Verified as described.

[22 Aug 2013 18:18] Umesh Shastry

Other than adding actual column names etc..another way is to add @variable i.e --columns=did,lrn,ocn,grtype.. and add @variableN in order to skip those columns you do not need and fetch their defaults...

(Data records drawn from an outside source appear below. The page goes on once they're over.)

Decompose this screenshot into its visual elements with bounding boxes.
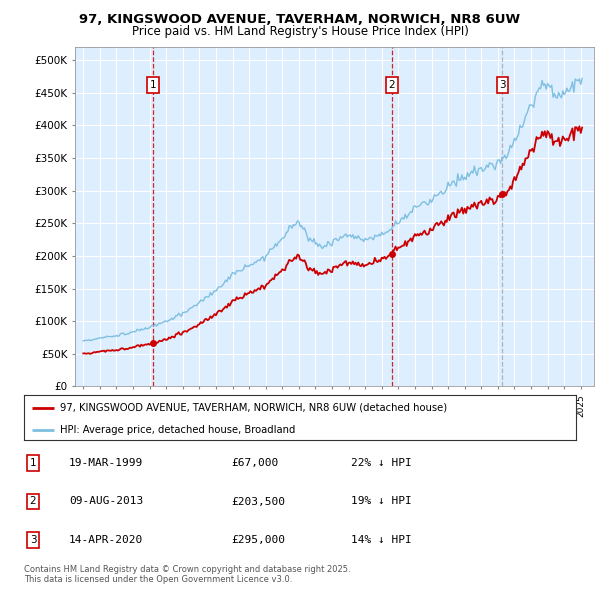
Text: £67,000: £67,000 [231,458,278,468]
Text: 19-MAR-1999: 19-MAR-1999 [69,458,143,468]
Text: 1: 1 [29,458,37,468]
Text: 1: 1 [150,80,157,90]
Text: 3: 3 [499,80,506,90]
Text: 14-APR-2020: 14-APR-2020 [69,535,143,545]
Text: 97, KINGSWOOD AVENUE, TAVERHAM, NORWICH, NR8 6UW: 97, KINGSWOOD AVENUE, TAVERHAM, NORWICH,… [79,13,521,26]
Text: Contains HM Land Registry data © Crown copyright and database right 2025.
This d: Contains HM Land Registry data © Crown c… [24,565,350,584]
Text: 22% ↓ HPI: 22% ↓ HPI [351,458,412,468]
Text: 19% ↓ HPI: 19% ↓ HPI [351,497,412,506]
Text: 2: 2 [29,497,37,506]
Text: 09-AUG-2013: 09-AUG-2013 [69,497,143,506]
Text: HPI: Average price, detached house, Broadland: HPI: Average price, detached house, Broa… [60,425,295,435]
Text: 97, KINGSWOOD AVENUE, TAVERHAM, NORWICH, NR8 6UW (detached house): 97, KINGSWOOD AVENUE, TAVERHAM, NORWICH,… [60,403,447,412]
Text: 3: 3 [29,535,37,545]
Text: Price paid vs. HM Land Registry's House Price Index (HPI): Price paid vs. HM Land Registry's House … [131,25,469,38]
Text: 2: 2 [389,80,395,90]
Text: 14% ↓ HPI: 14% ↓ HPI [351,535,412,545]
Text: £203,500: £203,500 [231,497,285,506]
Text: £295,000: £295,000 [231,535,285,545]
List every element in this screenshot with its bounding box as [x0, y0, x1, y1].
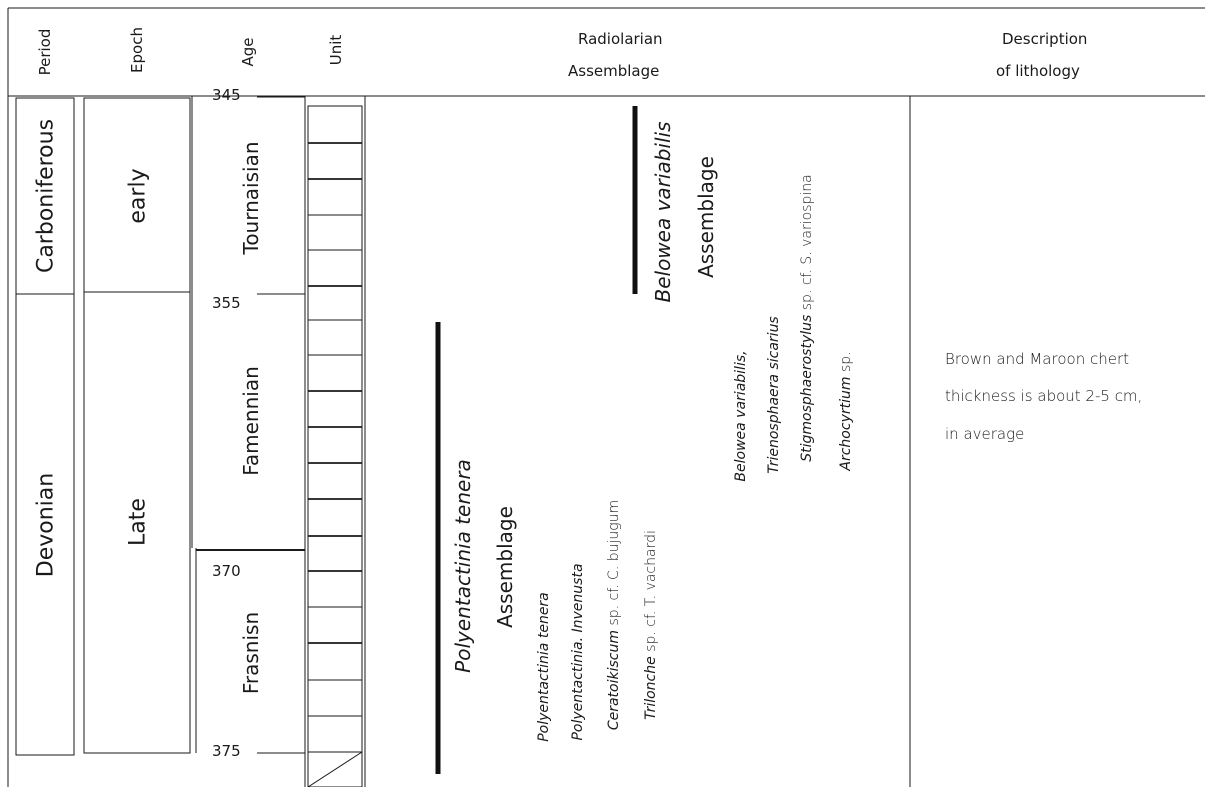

[ushastry@cluster-repo mysql-5.7.2-m12]$
[ushastry@cluster-repo mysql-5.7.2-m12]$ bin/mysqlimport -uroot -p --local --compress --ignore-lines=0 --replace  --fields-terminated-by=',' --lines-terminated-by='\n' test /tmp/lrn.txt --columns=did,lrn,ocn,grtype,@variable1
Enter password:
test.lrn: Records: 2  Deleted: 0  Skipped: 0  Warnings: 0
[ushastry@cluster-repo mysql-5.7.2-m12]$


mysql> select * from lrn;
| did        | lrn        | ocn  | grtype | dr |
| 2012000002 | 2018446199 | 8824 |      1 |  3 |
| 2012000004 | 7327919933 | 7058 |      0 |  3 |
2 rows in set (0.00 sec)

Imho - mysqlimport client provides a command-line interface to the LOAD DATA INFILE SQL statement and hence it should also have some kind of "SET" option which can help avoid this..